Korte tijd later werd er toch een troep samengesteld om de achtervolging in te zetten, maar de achtervolgers moesten deze actie een paar uur later opgeven en terugkeren. De volgende dag berichtten de kranten dat de ‘outlaws’ 21.000 dollar buitgemaakt hadden. Dit was een van de eerste berovingen waar Butch Cassidy (1866-1908) en de Sundance Kid (1867-1908) later van beschuldigd werden. Hun kleurrijke carrière in de Wild Bunch – één van de meest succesvolle bendes in de Amerikaanse geschiedenis – was de inspiratiebron voor een bekende speelfilm en het onderwerp van tal van documentaires en boeken. Maar de grote vraag is waarom Butch en de Sundance Kid zich überhaupt met misdaad gingen bezighouden. En waarom zou het duo beschermd zijn door lokale kolonisten en als helden gevierd zijn door tijdgenoten?
Onderzoek in de archieven van Wyoming openbaarde recent hoe Butch en Sundance Kid pasten in een cultuur van kolonisten en veedieven, en plaatst het duo in het kader van de Johnson Country War die tussen 1889 en 1893 werd uitgevochten tussen grote veehouderijondernemingen en kleine boeren.

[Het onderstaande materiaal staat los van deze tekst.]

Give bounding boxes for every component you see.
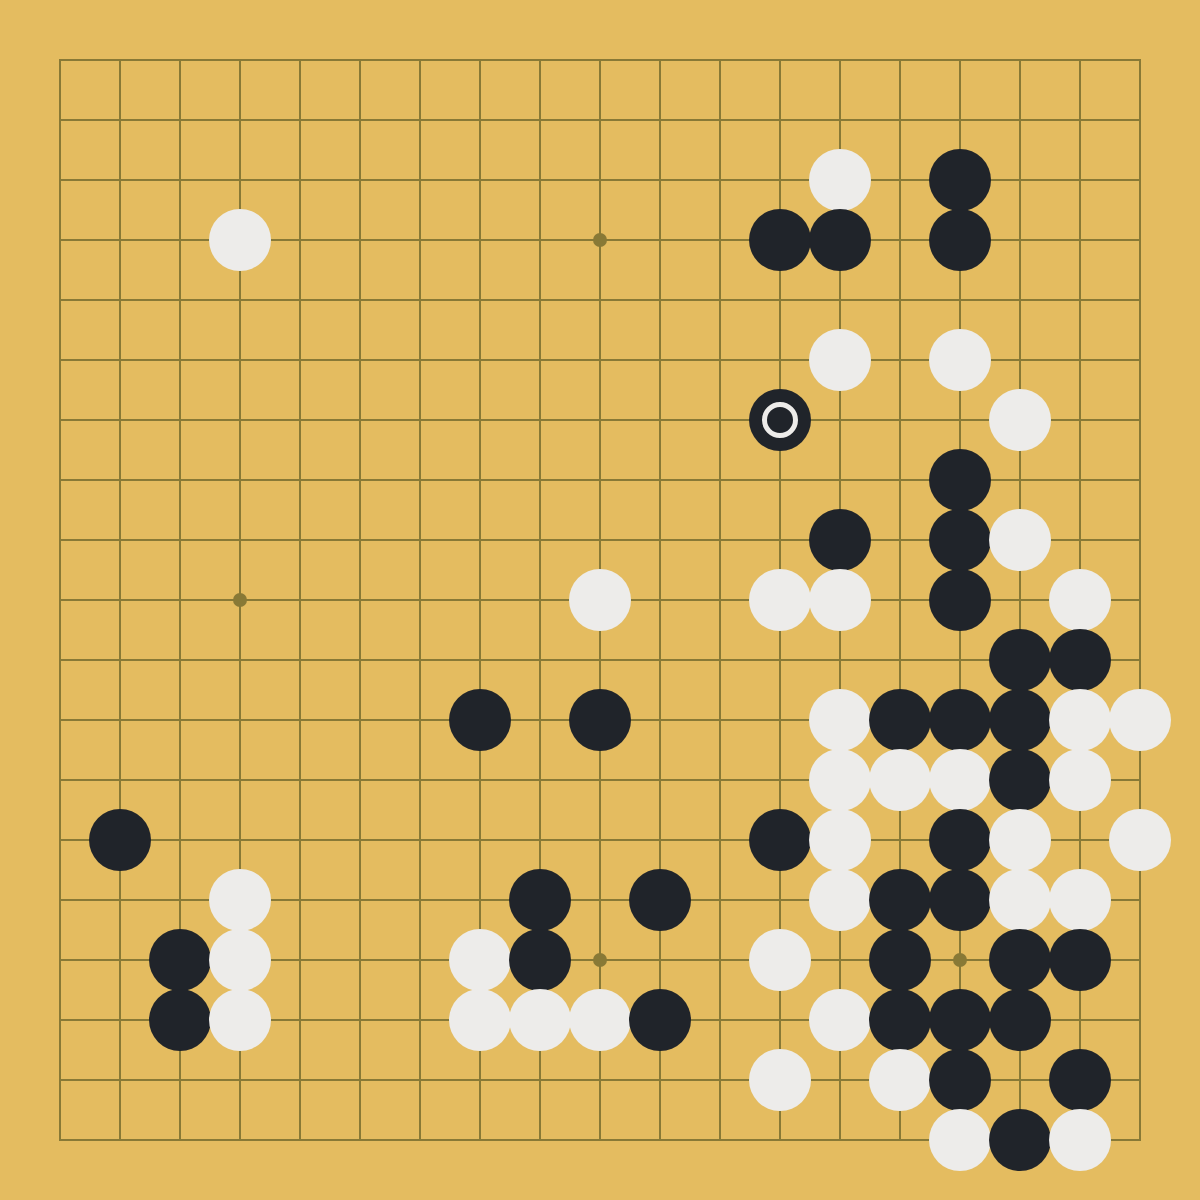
black-stone (929, 989, 991, 1051)
white-stone (869, 1049, 931, 1111)
black-stone (149, 929, 211, 991)
white-stone (869, 749, 931, 811)
black-stone (989, 689, 1051, 751)
black-stone (89, 809, 151, 871)
black-stone (1049, 629, 1111, 691)
white-stone (569, 569, 631, 631)
black-stone (629, 869, 691, 931)
black-stone (509, 929, 571, 991)
grid-line-horizontal (59, 659, 1141, 661)
star-point (953, 953, 967, 967)
black-stone (929, 809, 991, 871)
white-stone (809, 689, 871, 751)
black-stone (929, 1049, 991, 1111)
black-stone (1049, 929, 1111, 991)
black-stone (749, 209, 811, 271)
black-stone (989, 749, 1051, 811)
white-stone (809, 989, 871, 1051)
white-stone (989, 509, 1051, 571)
black-stone (929, 569, 991, 631)
black-stone (1049, 1049, 1111, 1111)
star-point (593, 953, 607, 967)
black-stone (989, 629, 1051, 691)
black-stone (449, 689, 511, 751)
black-stone (869, 869, 931, 931)
black-stone (929, 869, 991, 931)
white-stone (989, 389, 1051, 451)
white-stone (209, 209, 271, 271)
white-stone (989, 869, 1051, 931)
black-stone (869, 929, 931, 991)
black-stone (629, 989, 691, 1051)
black-stone (749, 809, 811, 871)
star-point (593, 233, 607, 247)
white-stone (209, 989, 271, 1051)
white-stone (1049, 569, 1111, 631)
black-stone (569, 689, 631, 751)
white-stone (1109, 809, 1171, 871)
white-stone (809, 329, 871, 391)
white-stone (209, 929, 271, 991)
white-stone (809, 869, 871, 931)
white-stone (1049, 869, 1111, 931)
white-stone (749, 569, 811, 631)
black-stone (989, 989, 1051, 1051)
white-stone (509, 989, 571, 1051)
black-stone (989, 1109, 1051, 1171)
white-stone (449, 929, 511, 991)
black-stone (929, 209, 991, 271)
black-stone (509, 869, 571, 931)
grid-line-vertical (1139, 59, 1141, 1141)
white-stone (929, 1109, 991, 1171)
black-stone (929, 509, 991, 571)
grid-line-vertical (719, 59, 721, 1141)
white-stone (209, 869, 271, 931)
black-stone (929, 689, 991, 751)
black-stone (809, 209, 871, 271)
white-stone (809, 749, 871, 811)
white-stone (449, 989, 511, 1051)
white-stone (989, 809, 1051, 871)
black-stone (929, 149, 991, 211)
black-stone (989, 929, 1051, 991)
black-stone (869, 989, 931, 1051)
white-stone (569, 989, 631, 1051)
white-stone (929, 749, 991, 811)
white-stone (809, 149, 871, 211)
star-point (233, 593, 247, 607)
white-stone (809, 569, 871, 631)
white-stone (929, 329, 991, 391)
white-stone (1049, 689, 1111, 751)
black-stone (149, 989, 211, 1051)
white-stone (1049, 749, 1111, 811)
grid-line-vertical (659, 59, 661, 1141)
black-stone (809, 509, 871, 571)
last-move-marker (762, 402, 798, 438)
go-board[interactable] (0, 0, 1200, 1200)
white-stone (749, 929, 811, 991)
white-stone (1109, 689, 1171, 751)
black-stone (869, 689, 931, 751)
white-stone (1049, 1109, 1111, 1171)
black-stone (929, 449, 991, 511)
white-stone (749, 1049, 811, 1111)
white-stone (809, 809, 871, 871)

Het westen van de Verenigde Staten werd in deze jaren gezien als een land van overvloed, dat tienduizenden migranten trok naar de open grasvlakten, valleien en bergen van Utah, Wyoming en Colorado. Cowboys kwamen er om een nieuw leven te beginnen, waaronder de jonge Robert LeRoy Parker en Harry A Longabaugh, spoedig beter bekend als Butch en Sundance.
Homestead Act
Als achttienjarige had Butch zijn ouderlijk huis in Utah verlaten om op ranches te gaan werken als veedrijver. Hij was een jonge avonturier die iets van het leven wilde gaan maken. Sundance verliet Pennsylvania toen hij nog maar vijftien jaar oud was om op reis te gaan met zijn neef George, die met zijn vrouw en kinderen als kolonist in Durango (Colorado) neerstreek. De Homestead Act van 1862 stond ieder gezinshoofd van eenentwintig jaar of ouder toe om 160 hectaren te claimen, ten einde zich aldaar te vestigen op voorwaarde dat er een huis gebouwd werd om minimaal vijf jaar in te wonen. Onder de Desert Land Act van 1877 kon iemand zelfs 640 hectare leeg land kopen voor slechts 25 cent per hectare.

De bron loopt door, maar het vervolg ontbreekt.